The steady danger of unvalued and invisible AI-supported communication
AI has silently and invisibly taken over the role of a care worker in a fast-paced modern social structure which has long devalued and invisibilised any work which is ‘non-productive’. With productivity operating within strict definitional boundaries of ‘career progression’ and ‘monetary value making’, AI has stepped into the role which was filled by care workers and traditionally a social function rather than an individualised challenge. In an era of ever-reducing social circles and drastically cut budgets for shared and public infrastructure for social support and mental care labour, time poverty is directing how we use AI and its generative abilities. There are many pitfalls to this as well, as Caldwell and Fisher show that in their study with youth, there was increased ‘sycophancy’ in AI companions, which tend to agree with the user more rather than offering critical and relational perspectives. This exists alongside the ever-present data, privacy and abuse concerns for teenagers using the internet. If everyone is ‘bowling alone’ (a phrase borrowed from Robert Putnam’s seminal study on growing loneliness in a capitalist USA), then whose fault is it if most communication is supported communication?

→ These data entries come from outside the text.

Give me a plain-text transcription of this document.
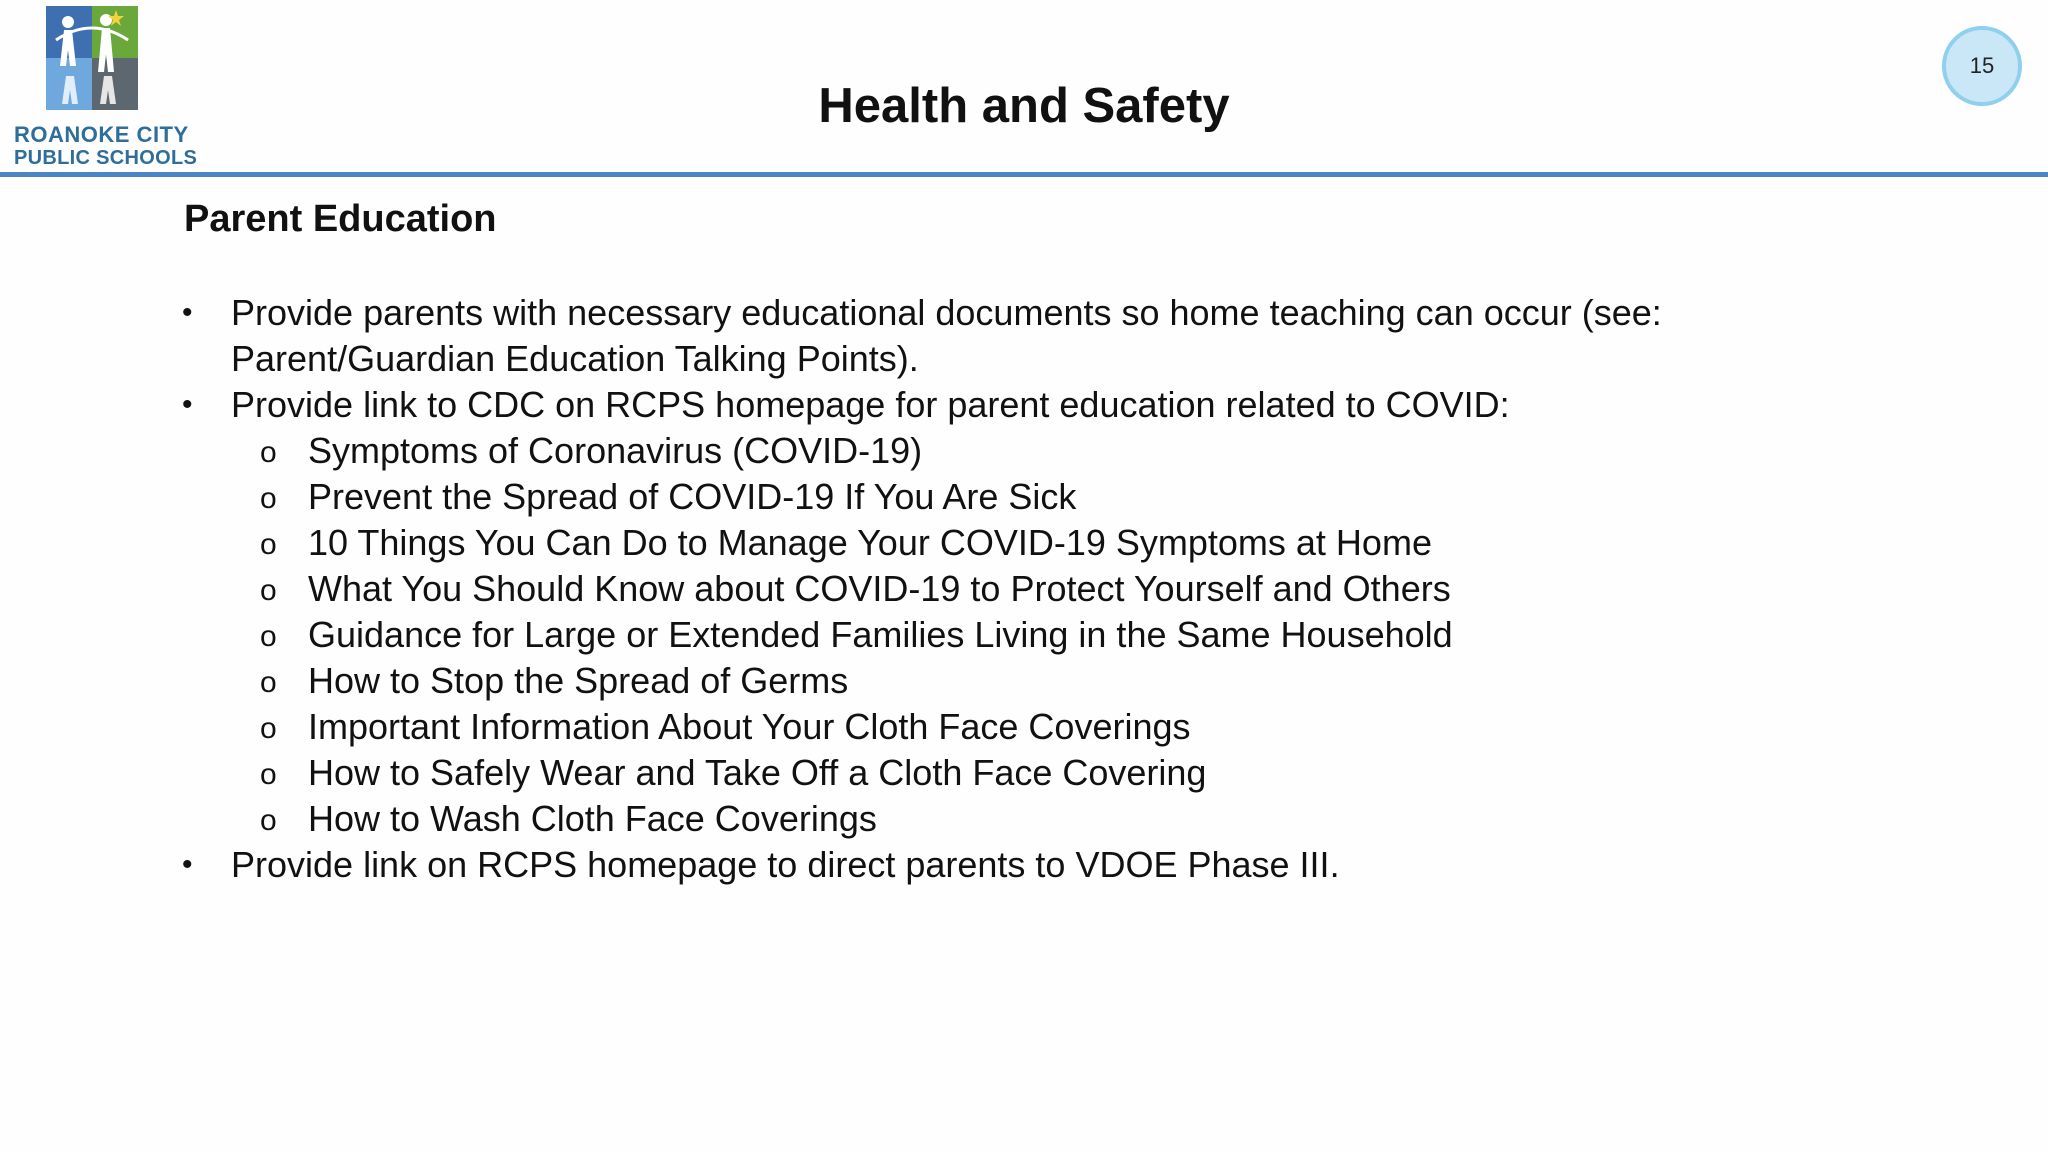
ROANOKE CITY
PUBLIC SCHOOLS
Health and Safety
15
Parent Education
• Provide parents with necessary educational documents so home teaching can occur (see:
Parent/Guardian Education Talking Points).
• Provide link to CDC on RCPS homepage for parent education related to COVID:
o Symptoms of Coronavirus (COVID-19)
o Prevent the Spread of COVID-19 If You Are Sick
o 10 Things You Can Do to Manage Your COVID-19 Symptoms at Home
o What You Should Know about COVID-19 to Protect Yourself and Others
o Guidance for Large or Extended Families Living in the Same Household
o How to Stop the Spread of Germs
o Important Information About Your Cloth Face Coverings
o How to Safely Wear and Take Off a Cloth Face Covering
o How to Wash Cloth Face Coverings
• Provide link on RCPS homepage to direct parents to VDOE Phase III.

If we look back to Meenakshi Bose’s work, she has demonstrated how one of the key skills that is undervalued is the relational complexity of tasks, which are also missed out in a ‘time-use’ labour paradigm. The struggle, thus, remains not with AI use for care work, but with the gendered notions of care work per se which dominate our notions of productivity. These notions force people to ‘offload non-productive tasks’ that require relational and emotional intelligence to a machine that’s unfortunately not learning about them the way another related human would.